Mal was as insatiable as she was.

On Thursday evenings, she studied alone when Mal was with his closest Serpentine boys and head of Serpentine Court, Pofessor Hummingdoor. They had formed their own exclusive “gentlemen’s only” club as Abraxas called it.

Maeve had rolled her eyes. It was really “Serpentine only” if they were honest.

After a week of intense classes and a draining Defensive Magic Examination, Maeve was seated in her favorite corner of the Library, tucked away from the rest of the castle.

She was attempting to get as much work done as possible before the weekend because she promised Abraxas she would attend the Harpastum match between Serpentine and Draconem.

Antony had been unbeatable, a top player on Serpentine’s team.

The game was brutal and bloody without Magic, and with it it was even more dangerous.

The only rules in Magical Sports were about fatally wounding someone.

Everything else was fair game. Antony had learned to Obscure at a young age, making him an excellent player being able to disappear and reappear on the field.

She heard footsteps making their way towards her.

“Abraxas told an interesting story last night,” said Mal, with a hint of mischief in his voice.

Maeve didn’t look up from her essay as he sat down. “Abraxas exaggerates.”

Mal pulled up a chair across from her.

“He said that when you were eleven, the summer before primary school started, that you-”

Maeve interrupted him. “So what if that’s true?
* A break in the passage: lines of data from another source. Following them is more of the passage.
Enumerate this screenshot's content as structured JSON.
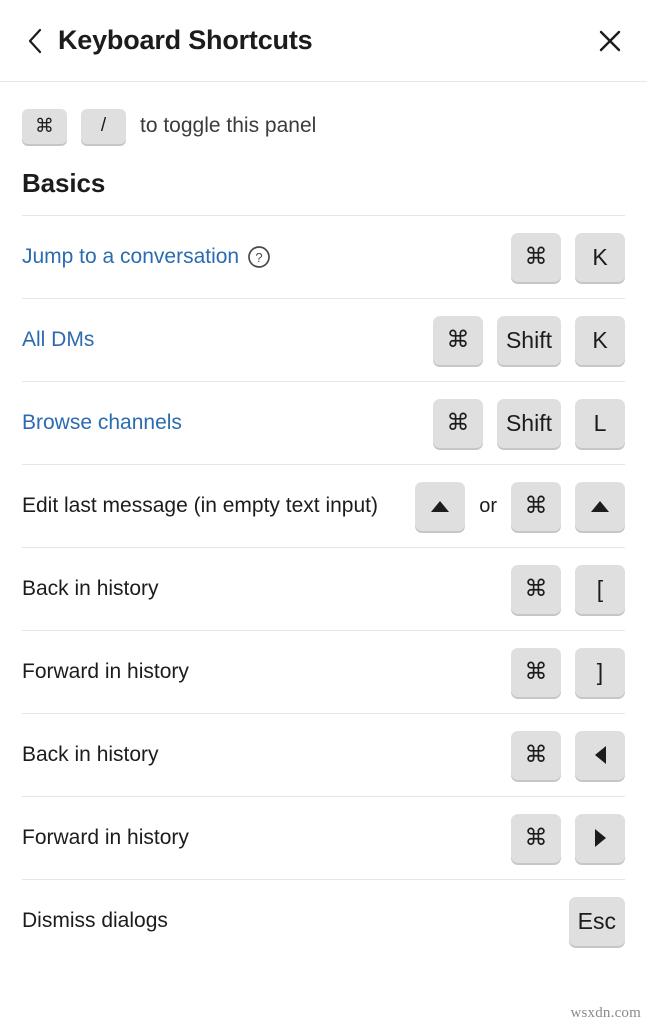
{
  "header": {
    "title": "Keyboard Shortcuts",
    "back_icon": "chevron-left-icon",
    "close_icon": "close-icon"
  },
  "toggle_hint": {
    "keys": [
      "⌘",
      "/"
    ],
    "text": "to toggle this panel"
  },
  "section": {
    "title": "Basics"
  },
  "shortcuts": [
    {
      "label": "Jump to a conversation",
      "is_link": true,
      "has_help": true,
      "keys": [
        {
          "type": "cmd",
          "label": "⌘"
        },
        {
          "type": "text",
          "label": "K"
        }
      ]
    },
    {
      "label": "All DMs",
      "is_link": true,
      "has_help": false,
      "keys": [
        {
          "type": "cmd",
          "label": "⌘"
        },
        {
          "type": "text",
          "label": "Shift"
        },
        {
          "type": "text",
          "label": "K"
        }
      ]
    },
    {
      "label": "Browse channels",
      "is_link": true,
      "has_help": false,
      "keys": [
        {
          "type": "cmd",
          "label": "⌘"
        },
        {
          "type": "text",
          "label": "Shift"
        },
        {
          "type": "text",
          "label": "L"
        }
      ]
    },
    {
      "label": "Edit last message (in empty text input)",
      "is_link": false,
      "has_help": false,
      "keys": [
        {
          "type": "arrow-up",
          "label": "▲"
        },
        {
          "type": "separator",
          "label": "or"
        },
        {
          "type": "cmd",
          "label": "⌘"
        },
        {
          "type": "arrow-up",
          "label": "▲"
        }
      ]
    },
    {
      "label": "Back in history",
      "is_link": false,
      "has_help": false,
      "keys": [
        {
          "type": "cmd",
          "label": "⌘"
        },
        {
          "type": "text",
          "label": "["
        }
      ]
    },
    {
      "label": "Forward in history",
      "is_link": false,
      "has_help": false,
      "keys": [
        {
          "type": "cmd",
          "label": "⌘"
        },
        {
          "type": "text",
          "label": "]"
        }
      ]
    },
    {
      "label": "Back in history",
      "is_link": false,
      "has_help": false,
      "keys": [
        {
          "type": "cmd",
          "label": "⌘"
        },
        {
          "type": "arrow-left",
          "label": "◀"
        }
      ]
    },
    {
      "label": "Forward in history",
      "is_link": false,
      "has_help": false,
      "keys": [
        {
          "type": "cmd",
          "label": "⌘"
        },
        {
          "type": "arrow-right",
          "label": "▶"
        }
      ]
    },
    {
      "label": "Dismiss dialogs",
      "is_link": false,
      "has_help": false,
      "keys": [
        {
          "type": "text",
          "label": "Esc"
        }
      ]
    }
  ],
  "watermark": "wsxdn.com",
  "colors": {
    "link": "#2b6cb0",
    "text": "#1d1c1d",
    "key_bg": "#dfdfdf",
    "divider": "#e6e6e6"
  }
}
Don’t act like you haven’t gotten away with plenty.”

“Is that so?” Asked Mal with a conceited smirk.

“Certainly,” said Maeve. “For example, you should have been expelled last year.”

Mal leaned back in his chair, smiling. But Maeve noticed a sharp look in his eye as he watched her carefully. His speech was calculated.
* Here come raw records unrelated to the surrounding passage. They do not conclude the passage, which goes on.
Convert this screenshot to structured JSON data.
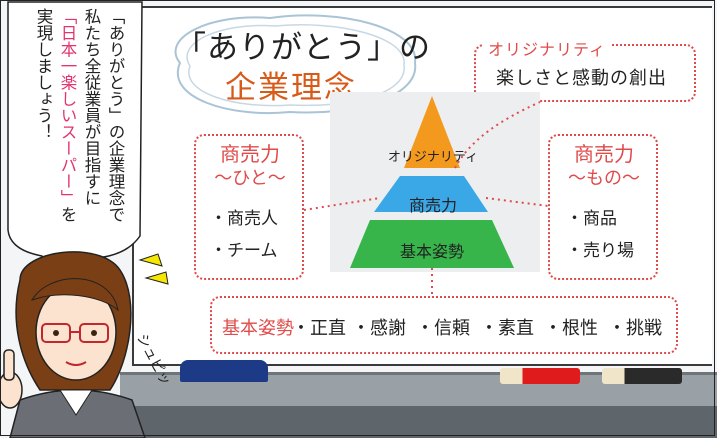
{
  "title": {
    "line1": "「ありがとう」の",
    "line2": "企業理念"
  },
  "originality_box": {
    "heading": "オリジナリティ",
    "text": "楽しさと感動の創出"
  },
  "pyramid": {
    "top": "オリジナリティ",
    "middle": "商売力",
    "bottom": "基本姿勢",
    "colors": {
      "top": "#f39a1e",
      "middle": "#3aa7e6",
      "bottom": "#37b44a"
    }
  },
  "left_box": {
    "heading": "商売力",
    "sub": "〜ひと〜",
    "items": [
      "・商売人",
      "・チーム"
    ]
  },
  "right_box": {
    "heading": "商売力",
    "sub": "〜もの〜",
    "items": [
      "・商品",
      "・売り場"
    ]
  },
  "basic_attitude": {
    "heading": "基本姿勢",
    "items": [
      "・正直",
      "・感謝",
      "・信頼",
      "・素直",
      "・根性",
      "・挑戦"
    ]
  },
  "speech_bubble": {
    "col1": "「ありがとう」の企業理念で",
    "col2": "私たち全従業員が目指すに",
    "col3_pink": "「日本一楽しいスーパー」",
    "col3_tail": "を",
    "col4": "実現しましょう！"
  },
  "sfx": "シュピッ",
  "accent_colors": {
    "red": "#e04b4b",
    "orange": "#d85a18"
  }
}
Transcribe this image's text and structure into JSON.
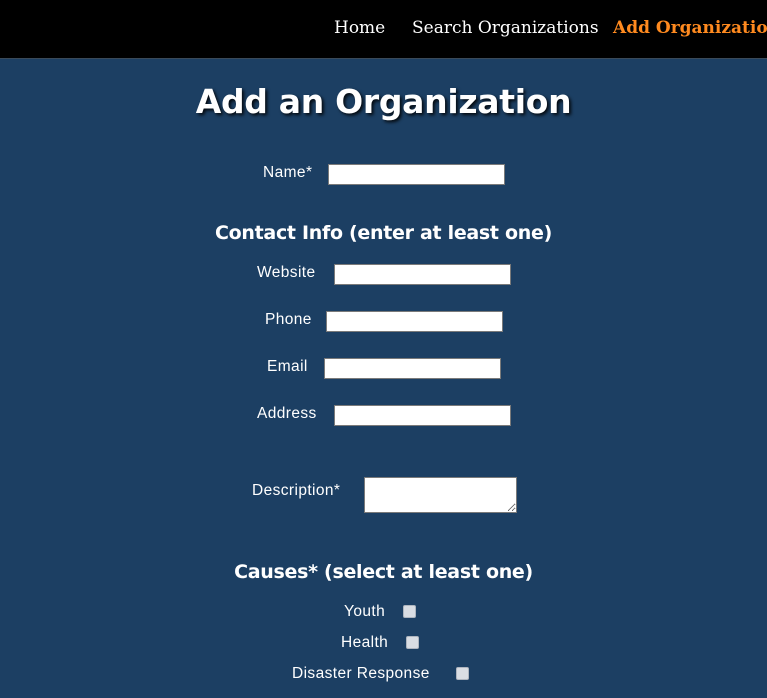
{
  "nav": {
    "home": "Home",
    "search": "Search Organizations",
    "add": "Add Organization",
    "active_color": "#ff8a1f"
  },
  "page": {
    "title": "Add an Organization",
    "background_color": "#1c3f63"
  },
  "form": {
    "name_label": "Name*",
    "contact_heading": "Contact Info (enter at least one)",
    "website_label": "Website",
    "phone_label": "Phone",
    "email_label": "Email",
    "address_label": "Address",
    "description_label": "Description*",
    "causes_heading": "Causes* (select at least one)",
    "causes": [
      {
        "label": "Youth",
        "checked": false
      },
      {
        "label": "Health",
        "checked": false
      },
      {
        "label": "Disaster Response",
        "checked": false
      }
    ]
  }
}
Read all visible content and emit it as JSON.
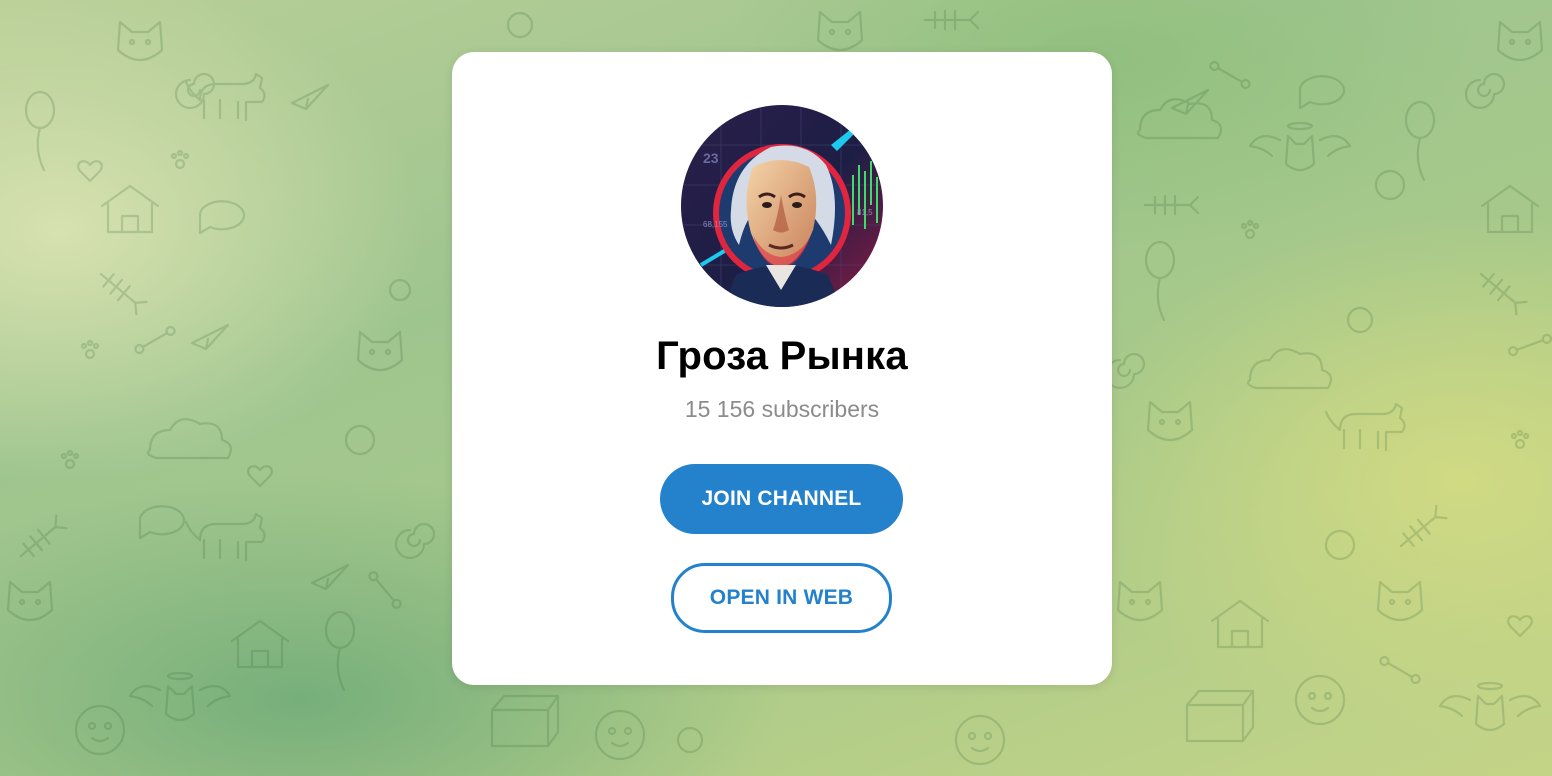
{
  "channel": {
    "title": "Гроза Рынка",
    "subscribers": "15 156 subscribers",
    "avatar_icon": "channel-avatar-portrait-icon"
  },
  "actions": {
    "join_label": "JOIN CHANNEL",
    "open_web_label": "OPEN IN WEB"
  },
  "colors": {
    "accent": "#2481cc",
    "card_bg": "#ffffff",
    "subtitle": "#8b8b8b"
  },
  "background": {
    "pattern_icon": "doodle-pattern-icon"
  }
}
He waved his right hand, flicking it out an opaque burst of magic that encapsulated them. Blocking in all sound.

“Explain,” said Mal.

“It wasn’t all that difficult to figure out actually,” said Maeve, playing with her quill.

“My Father was summoned here to the school with The Orator. Headmaster Elgin asked me to take a look at Valeria Carter’s memories.

The Headmasters insisted it was strange that Warner confessed and yet had no recollection of hurting Valeria. My Father agreed.”

Mal cocked his head to one side, still smiling at her.

“Of course there were no memories of such an event, as Warner was innocent. I knew that the moment I entered his mind. Warner kept insisting, through tears, he must have blocked out the memories, but that he was horribly sorry for what he had done. Valeria was all over the place. Someone had hurt her, but she repressed all of it. I couldn’t see anything.

But I felt all of it. There was a lingering trace of magic.

Magic I was, at the time, unfamiliar with. Different from all else.”

“That magic,” said Mal, quietly. “Are you familiar with it now?”

Maeve nodded and whispered. “It calls to me quite often.”

A long silence passed between them, the only sound the snapping of the fire. Finally he spoke quietly. Softly.

“It was an accident.”

Mal placed his elbows on the table and bowed his head. “Why did you lie? If you knew he was innocent?”

“Because that magic. . .” she trailed off. “I couldn’t bring myself to betray it.”

“You had no idea it was me.”

Maeve nodded. “That’s true. But all the same I couldn’t do it.”

“Then what did you tell them you saw? Warner was cleared of the crime.”

Maeve hesitated and debated telling Mal the truth. His dark eyes bore into hers. Truly, it had been an accident. She knew that. That day, inside Valeria’s head she had felt it.

Exposing her own lies was a dangerous game. But his eyes. . .they begged for her honesty.

“I lied to my father. To the Double O. To all of them,” she whispered.

“I said I saw the whole thing. I said that the memory collapsed as I was viewing it. That I made a mistake and broke it.” Maeve felt her stomach boil as she admitted the part she was ashamed of.

“I said that Valeria tried to kill herself. And Warner saw it.”

Mal’s eyebrows rose slowly.

Maeve’s heart was racing. Mal’s eyes moved to her throat. He shook his head ever so slightly and spoke softly, concern flooding into his voice.

“Relax, Maeve.”

“It was all I could think of to clear him in the moment, and still not tell them the truth,” she said, her voice catching.

His eyes were soft. “Do you believe that I didn’t mean to hurt her?”